Un évêque symbole des deux parties de l’Église
Le nouvel évêque, Mgr Wang Yuesheng, né en 1966, illustre à lui-même la complexité de l’Église en Chine. Président de l’Association patriotique du Hunan, il est donc la tête de l’Église officielle, celle qui est reconnue et permise par le régime. Il doit son poste à une nomination du Parti communiste et donc à une proximité intellectuelle avec le régime mais il a été validé par le Saint-Siège, ce qui est une première depuis le renouvellement de l’accord en 2022 : jusqu’à présent, Pékin avait joué le rapport de force en investissant des évêques sans l’accord du Saint-Siège, qui les avait validés a posteriori.

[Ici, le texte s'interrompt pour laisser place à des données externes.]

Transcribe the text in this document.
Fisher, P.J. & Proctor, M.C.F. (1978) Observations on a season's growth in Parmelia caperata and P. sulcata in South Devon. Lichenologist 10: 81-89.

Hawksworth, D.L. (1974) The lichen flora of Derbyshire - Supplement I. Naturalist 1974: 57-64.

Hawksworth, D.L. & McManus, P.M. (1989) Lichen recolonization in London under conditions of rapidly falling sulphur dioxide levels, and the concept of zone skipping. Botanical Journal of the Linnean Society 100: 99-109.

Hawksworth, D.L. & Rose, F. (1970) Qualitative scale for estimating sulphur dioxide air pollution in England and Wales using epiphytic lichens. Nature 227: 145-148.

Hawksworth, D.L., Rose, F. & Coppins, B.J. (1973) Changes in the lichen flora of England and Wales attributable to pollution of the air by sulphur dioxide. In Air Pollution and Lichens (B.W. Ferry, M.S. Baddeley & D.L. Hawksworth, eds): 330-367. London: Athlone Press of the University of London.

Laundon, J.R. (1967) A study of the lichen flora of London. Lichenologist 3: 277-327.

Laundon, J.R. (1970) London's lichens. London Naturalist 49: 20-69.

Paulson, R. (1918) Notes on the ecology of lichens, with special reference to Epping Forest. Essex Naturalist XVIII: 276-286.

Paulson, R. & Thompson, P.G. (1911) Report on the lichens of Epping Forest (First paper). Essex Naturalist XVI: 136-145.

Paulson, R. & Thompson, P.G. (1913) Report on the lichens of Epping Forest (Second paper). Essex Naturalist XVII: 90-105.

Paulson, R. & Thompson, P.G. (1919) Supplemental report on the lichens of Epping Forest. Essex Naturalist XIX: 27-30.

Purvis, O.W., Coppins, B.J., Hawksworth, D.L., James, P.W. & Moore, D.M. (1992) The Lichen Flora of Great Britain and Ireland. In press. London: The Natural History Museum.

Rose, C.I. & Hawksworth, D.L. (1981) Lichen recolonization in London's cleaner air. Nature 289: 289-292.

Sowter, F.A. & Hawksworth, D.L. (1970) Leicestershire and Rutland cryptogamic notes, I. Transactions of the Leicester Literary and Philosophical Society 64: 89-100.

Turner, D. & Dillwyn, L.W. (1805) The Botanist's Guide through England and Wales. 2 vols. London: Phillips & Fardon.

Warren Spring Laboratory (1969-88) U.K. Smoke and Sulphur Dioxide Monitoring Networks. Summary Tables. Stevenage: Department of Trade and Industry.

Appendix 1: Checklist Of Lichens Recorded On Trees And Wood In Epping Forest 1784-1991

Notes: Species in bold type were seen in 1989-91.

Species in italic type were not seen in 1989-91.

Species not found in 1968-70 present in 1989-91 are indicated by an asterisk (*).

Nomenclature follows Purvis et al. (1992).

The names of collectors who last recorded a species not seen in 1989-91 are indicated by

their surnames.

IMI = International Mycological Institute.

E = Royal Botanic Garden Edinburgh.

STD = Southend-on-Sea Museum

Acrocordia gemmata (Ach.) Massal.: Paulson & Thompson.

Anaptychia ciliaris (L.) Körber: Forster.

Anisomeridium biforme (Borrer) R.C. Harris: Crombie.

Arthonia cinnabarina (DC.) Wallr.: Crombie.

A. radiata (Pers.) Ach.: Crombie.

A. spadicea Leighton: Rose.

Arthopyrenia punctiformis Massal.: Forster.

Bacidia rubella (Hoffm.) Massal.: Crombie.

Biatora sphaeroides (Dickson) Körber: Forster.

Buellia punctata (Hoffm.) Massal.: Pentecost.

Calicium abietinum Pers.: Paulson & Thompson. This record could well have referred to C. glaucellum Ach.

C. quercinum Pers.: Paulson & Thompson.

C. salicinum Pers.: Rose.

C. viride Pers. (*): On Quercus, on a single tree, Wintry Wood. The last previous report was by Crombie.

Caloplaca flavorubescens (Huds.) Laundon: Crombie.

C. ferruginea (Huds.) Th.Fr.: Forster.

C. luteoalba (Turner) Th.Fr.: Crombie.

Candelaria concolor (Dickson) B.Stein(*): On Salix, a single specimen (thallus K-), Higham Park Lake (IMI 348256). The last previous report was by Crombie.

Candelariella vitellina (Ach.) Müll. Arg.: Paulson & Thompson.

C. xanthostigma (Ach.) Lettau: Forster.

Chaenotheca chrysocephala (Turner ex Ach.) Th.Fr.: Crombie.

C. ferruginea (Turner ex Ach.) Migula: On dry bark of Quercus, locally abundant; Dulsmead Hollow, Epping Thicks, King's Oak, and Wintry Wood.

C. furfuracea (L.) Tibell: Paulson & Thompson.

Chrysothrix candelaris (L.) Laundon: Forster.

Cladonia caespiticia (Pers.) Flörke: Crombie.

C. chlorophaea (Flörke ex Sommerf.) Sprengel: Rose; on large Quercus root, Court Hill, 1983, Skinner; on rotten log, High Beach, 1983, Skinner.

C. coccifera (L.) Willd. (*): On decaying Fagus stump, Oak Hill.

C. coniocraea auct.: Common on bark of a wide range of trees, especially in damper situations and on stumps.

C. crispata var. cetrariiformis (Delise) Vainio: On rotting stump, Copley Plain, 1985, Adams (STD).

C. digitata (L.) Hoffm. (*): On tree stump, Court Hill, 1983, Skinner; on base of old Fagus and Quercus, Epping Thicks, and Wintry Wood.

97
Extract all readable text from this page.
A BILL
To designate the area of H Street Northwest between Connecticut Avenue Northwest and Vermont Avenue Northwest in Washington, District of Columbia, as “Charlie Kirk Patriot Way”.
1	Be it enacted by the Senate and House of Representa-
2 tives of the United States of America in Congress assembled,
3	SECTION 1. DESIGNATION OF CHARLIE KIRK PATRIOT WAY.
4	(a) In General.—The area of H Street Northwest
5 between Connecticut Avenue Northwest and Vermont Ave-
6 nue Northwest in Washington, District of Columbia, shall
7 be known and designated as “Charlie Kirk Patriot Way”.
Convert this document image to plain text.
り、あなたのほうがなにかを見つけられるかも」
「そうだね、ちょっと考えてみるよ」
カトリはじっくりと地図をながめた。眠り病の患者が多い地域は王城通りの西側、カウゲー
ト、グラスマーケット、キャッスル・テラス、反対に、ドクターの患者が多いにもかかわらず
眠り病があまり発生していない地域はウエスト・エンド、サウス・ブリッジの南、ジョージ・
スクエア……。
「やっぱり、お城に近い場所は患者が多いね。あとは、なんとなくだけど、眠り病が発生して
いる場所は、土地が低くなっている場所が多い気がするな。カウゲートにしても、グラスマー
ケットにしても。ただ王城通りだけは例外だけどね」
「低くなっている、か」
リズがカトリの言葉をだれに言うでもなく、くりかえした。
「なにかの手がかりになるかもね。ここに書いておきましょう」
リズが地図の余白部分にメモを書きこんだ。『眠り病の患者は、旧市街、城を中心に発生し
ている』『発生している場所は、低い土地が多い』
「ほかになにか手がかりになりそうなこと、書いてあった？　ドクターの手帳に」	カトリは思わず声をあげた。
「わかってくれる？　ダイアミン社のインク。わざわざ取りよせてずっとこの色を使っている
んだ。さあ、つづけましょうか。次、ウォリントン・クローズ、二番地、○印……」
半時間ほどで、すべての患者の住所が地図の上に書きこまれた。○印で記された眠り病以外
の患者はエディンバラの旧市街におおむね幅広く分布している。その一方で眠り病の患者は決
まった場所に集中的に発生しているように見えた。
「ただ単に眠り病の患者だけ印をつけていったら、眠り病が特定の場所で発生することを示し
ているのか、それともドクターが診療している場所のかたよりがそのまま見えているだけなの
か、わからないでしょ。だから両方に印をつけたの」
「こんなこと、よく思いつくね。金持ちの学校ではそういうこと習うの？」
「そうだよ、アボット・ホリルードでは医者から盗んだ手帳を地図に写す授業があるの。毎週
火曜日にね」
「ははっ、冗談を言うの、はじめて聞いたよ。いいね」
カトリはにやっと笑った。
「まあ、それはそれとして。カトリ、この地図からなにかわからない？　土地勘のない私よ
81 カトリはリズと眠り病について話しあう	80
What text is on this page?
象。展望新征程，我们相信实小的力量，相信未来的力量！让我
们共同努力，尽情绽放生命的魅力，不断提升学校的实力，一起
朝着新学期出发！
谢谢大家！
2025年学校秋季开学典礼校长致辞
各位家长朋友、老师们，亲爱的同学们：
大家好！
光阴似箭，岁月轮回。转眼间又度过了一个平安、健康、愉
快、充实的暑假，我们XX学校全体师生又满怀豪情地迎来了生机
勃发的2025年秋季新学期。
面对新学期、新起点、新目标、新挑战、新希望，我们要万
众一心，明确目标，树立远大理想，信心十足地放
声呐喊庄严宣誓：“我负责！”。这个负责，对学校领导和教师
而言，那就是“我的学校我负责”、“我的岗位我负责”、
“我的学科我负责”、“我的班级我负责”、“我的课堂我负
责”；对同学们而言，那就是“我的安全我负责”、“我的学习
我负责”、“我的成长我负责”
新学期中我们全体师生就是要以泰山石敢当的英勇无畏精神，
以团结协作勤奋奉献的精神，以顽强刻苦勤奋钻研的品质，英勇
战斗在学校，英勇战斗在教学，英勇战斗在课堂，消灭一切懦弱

Pour les fidèles du diocèse de Henan, il y a beaucoup d’attente quant à la pratique de la liberté religieuse. Dans ce diocèse, contrairement à d’autres, plus libéraux, les jeunes de moins de 18 ans ne peuvent pas entrer dans les églises pour assister à une messe et la pratique du catéchisme est surveillée, avec de nombreuses délations des familles. Lors de l’épisode Covid, les églises du Henan sont longtemps restées fermées, officiellement pour limiter la propagation du virus, alors que les lieux de travail et de loisirs, comme les cinémas et les restaurants, étaient ouverts.
Weifang : nouveau diocèse et nouvel évêque
L’autre événement est la création du nouveau diocèse de Weifang et de l’ordination d’un nouvel évêque, le 29 janvier, en la personne de Mgr Sun Venjun. L’annonce a été rendue publique par le Saint-Siège le jour de l’ordination. Enfin, on apprenait le 31 janvier la consécration d’un troisième évêque avec la nomination de Mgr Peter Wu Yishun pour le diocèse de Shaowu (Minbei). L’accord sur ces ordinations avait été conclu avec la Chine en avril 2023. C’est là aussi un pas important dans les améliorations des relations avec Pékin.
Ces trois ordinations, réalisées à quelques jours d’intervalle, sont une indéniable satisfaction pour la diplomatie pontificale, qui a mis beaucoup d’espoir dans l’accord avec la Chine, sans obtenir de réelles avancées depuis 2018. Si rien n’est encore complètement réglé et si le dialogue entre les deux pays demeure compliqué et divergent, c’est néanmoins un premier pas positif pour l’Église en Chine. Et cela permet de résoudre certaines situations de plus en plus intenables, héritières d’une histoire complexe et parfois violente entre le christianisme et la Chine.